Il convient, dès lors, conformément à la demande et compte tenu des circonstances du litige, d’ordonner la capitalisation des intérêts dus pour une année entière.
II. Sur les demandes accessoires
En application des dispositions des articles 696 et suivants du code de procédure civile, il convient de condamner la société JR SERVICES aux dépens de l’instance comprenant les frais de signification du commandement de payer.
Il n’apparaît pas inéquitable de laisser à la charge de la société JR SERVICES les frais irrépétibles que [Localité 5] HABITAT – OPH a exposés dans le cadre de cette instance. Il convient donc de condamner la société JR SERVICES à payer à [Localité 5] HABITAT – OPH la somme de 300 euros au titre de l’article 700 du code de procédure civile.

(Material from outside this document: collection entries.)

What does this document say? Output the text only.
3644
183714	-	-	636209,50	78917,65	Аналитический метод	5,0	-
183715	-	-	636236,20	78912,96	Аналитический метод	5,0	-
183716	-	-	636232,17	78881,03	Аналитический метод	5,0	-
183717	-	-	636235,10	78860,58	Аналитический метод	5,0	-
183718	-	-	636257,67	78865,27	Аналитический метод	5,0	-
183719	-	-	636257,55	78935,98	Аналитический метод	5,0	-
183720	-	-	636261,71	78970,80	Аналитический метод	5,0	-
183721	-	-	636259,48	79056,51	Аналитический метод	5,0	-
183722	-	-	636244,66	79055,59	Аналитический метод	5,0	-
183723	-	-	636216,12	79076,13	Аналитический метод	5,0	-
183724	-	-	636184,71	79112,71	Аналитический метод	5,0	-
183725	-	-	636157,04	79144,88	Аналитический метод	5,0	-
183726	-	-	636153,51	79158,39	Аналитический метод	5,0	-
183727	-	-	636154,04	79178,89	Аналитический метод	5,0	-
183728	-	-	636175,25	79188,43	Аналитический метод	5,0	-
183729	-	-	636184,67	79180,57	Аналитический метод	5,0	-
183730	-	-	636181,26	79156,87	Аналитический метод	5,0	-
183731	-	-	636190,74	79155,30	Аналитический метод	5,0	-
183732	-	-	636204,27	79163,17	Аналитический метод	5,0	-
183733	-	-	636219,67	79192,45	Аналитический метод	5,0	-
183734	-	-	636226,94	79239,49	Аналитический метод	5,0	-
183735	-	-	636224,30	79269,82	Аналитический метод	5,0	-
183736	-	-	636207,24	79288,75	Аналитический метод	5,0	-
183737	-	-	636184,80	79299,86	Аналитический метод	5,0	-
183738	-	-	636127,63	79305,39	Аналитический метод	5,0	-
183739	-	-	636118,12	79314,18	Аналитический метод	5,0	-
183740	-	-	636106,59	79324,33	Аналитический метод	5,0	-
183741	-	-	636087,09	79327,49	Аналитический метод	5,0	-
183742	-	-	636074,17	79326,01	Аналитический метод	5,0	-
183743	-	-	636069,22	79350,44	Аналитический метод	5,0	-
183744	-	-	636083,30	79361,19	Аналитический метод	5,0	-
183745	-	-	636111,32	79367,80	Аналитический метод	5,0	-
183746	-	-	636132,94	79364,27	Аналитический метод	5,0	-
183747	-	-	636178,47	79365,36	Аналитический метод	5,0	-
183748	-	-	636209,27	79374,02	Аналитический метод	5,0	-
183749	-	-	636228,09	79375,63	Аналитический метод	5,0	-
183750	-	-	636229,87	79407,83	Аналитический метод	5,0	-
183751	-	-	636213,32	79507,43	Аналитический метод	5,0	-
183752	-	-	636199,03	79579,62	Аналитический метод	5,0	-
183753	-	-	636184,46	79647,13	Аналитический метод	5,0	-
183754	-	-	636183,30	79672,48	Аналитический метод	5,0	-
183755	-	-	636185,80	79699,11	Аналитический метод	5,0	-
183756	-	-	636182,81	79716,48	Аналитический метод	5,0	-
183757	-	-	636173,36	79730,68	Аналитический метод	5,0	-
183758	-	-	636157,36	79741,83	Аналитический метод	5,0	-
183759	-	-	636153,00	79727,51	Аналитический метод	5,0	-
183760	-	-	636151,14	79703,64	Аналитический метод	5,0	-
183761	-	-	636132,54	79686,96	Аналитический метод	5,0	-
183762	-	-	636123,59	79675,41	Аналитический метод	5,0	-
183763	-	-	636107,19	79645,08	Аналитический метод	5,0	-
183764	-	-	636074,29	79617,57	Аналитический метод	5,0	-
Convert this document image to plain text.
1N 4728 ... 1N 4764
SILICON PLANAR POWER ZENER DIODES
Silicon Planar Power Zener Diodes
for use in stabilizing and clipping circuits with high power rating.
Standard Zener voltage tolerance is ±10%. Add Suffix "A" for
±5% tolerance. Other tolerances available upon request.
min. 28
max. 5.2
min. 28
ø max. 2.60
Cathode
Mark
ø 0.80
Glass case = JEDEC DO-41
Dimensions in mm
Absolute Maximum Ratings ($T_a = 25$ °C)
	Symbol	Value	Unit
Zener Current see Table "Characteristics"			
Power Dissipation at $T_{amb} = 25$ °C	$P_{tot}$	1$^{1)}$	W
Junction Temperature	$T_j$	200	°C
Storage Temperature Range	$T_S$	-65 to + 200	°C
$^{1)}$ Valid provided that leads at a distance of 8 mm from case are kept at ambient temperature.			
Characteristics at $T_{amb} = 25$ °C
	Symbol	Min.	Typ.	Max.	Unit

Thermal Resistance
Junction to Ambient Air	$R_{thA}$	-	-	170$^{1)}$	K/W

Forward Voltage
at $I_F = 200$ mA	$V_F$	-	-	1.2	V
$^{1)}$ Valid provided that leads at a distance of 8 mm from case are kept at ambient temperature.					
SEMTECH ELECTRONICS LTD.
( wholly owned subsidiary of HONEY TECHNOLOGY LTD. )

Conformément à l’article 514 du code de procédure civile, la présente ordonnance est assortie de l’exécution provisoire, de droit.
PAR CES MOTIFS
Nous, juge des référés, statuant en audience publique, par ordonnance réputée contradictoire et en dernier ressort, rendue par mise à disposition au greffe le jour de son délibéré,
CONSTATONS que les conditions d’acquisition de la clause résolutoire contenue dans le bail conclu le 8 octobre 2020 entre [Localité 5] HABITAT – OPH, d’une part, et la société JR SERVICES, d’autre part, concernant l’emplacement de stationnement n° 0044 situé dans l’ensemble immobilier du [Adresse 1], sont réunies à la date du 26 mai 2024,
CONSTATONS la résiliation du bail à compter de cette date,
ORDONNONS, à défaut de départ volontaire des lieux, à l’expiration de ce délai, l’expulsion de la société JR SERVICES ainsi que de tout occupant de son chef, dans un délai de deux mois à compter de la signification d’un commandement d’avoir à libérer les lieux, avec l’assistance de la force publique si besoin est, ainsi que le transport des meubles laissés dans les lieux loués, conformément aux dispositions des articles L433-1 et L433-2 du code des procédures civiles d’exécution,
FIXONS le montant de l’indemnité d’occupation mensuelle due par la société JR SERVICES à compter du 26 mai 2024, date de la résiliation
du bail, et jusqu’à la libération définitive des lieux, à une somme égale au montant mensuel du loyer indexé et des charges qui auraient été dus si le bail s’était poursuivi,
CONDAMNONS la société JR SERVICES à payer à [Localité 5] HABITAT – OPH l’indemnité d’occupation mensuelle à compter du 26 mai 2024 et jusqu’à la complète libération des lieux, avec intérêts au taux légal à compter de l’exigibilité de chacune des échéances,
CONDAMNONS la société JR SERVICES à payer à [Localité 5] HABITAT – OPH la somme de 1202,27 euros au titre des loyers, charges et indemnités d’occupation arrêtés au 28 octobre 2024, échéance de septembre 2024 incluse, avec intérêts au taux légal à compter de l’assignation du 12 septembre 2024 sur la somme de 1042,65 euros et à compter de la présente ordonnance pour le surplus,
ORDONNONS la capitalisation des intérêts dus pour au moins une année entière,
CONDAMNONS la société JR SERVICES à payer à [Localité 5] HABITAT – OPH la somme de 300 euros au titre de l’article 700 du code de procédure civile,
CONDAMNONS la société JR SERVICES aux dépens de l’instance, comprenant les frais de signification du commandement de payer du 16 mai 2024,
RAPPELONS que la présente ordonnance est assortie de l’exécution provisoire de droit.
Ainsi jugé et mis à disposition au greffe les jour, mois et an susdits, et signé par le Juge et la Greffière susnommées.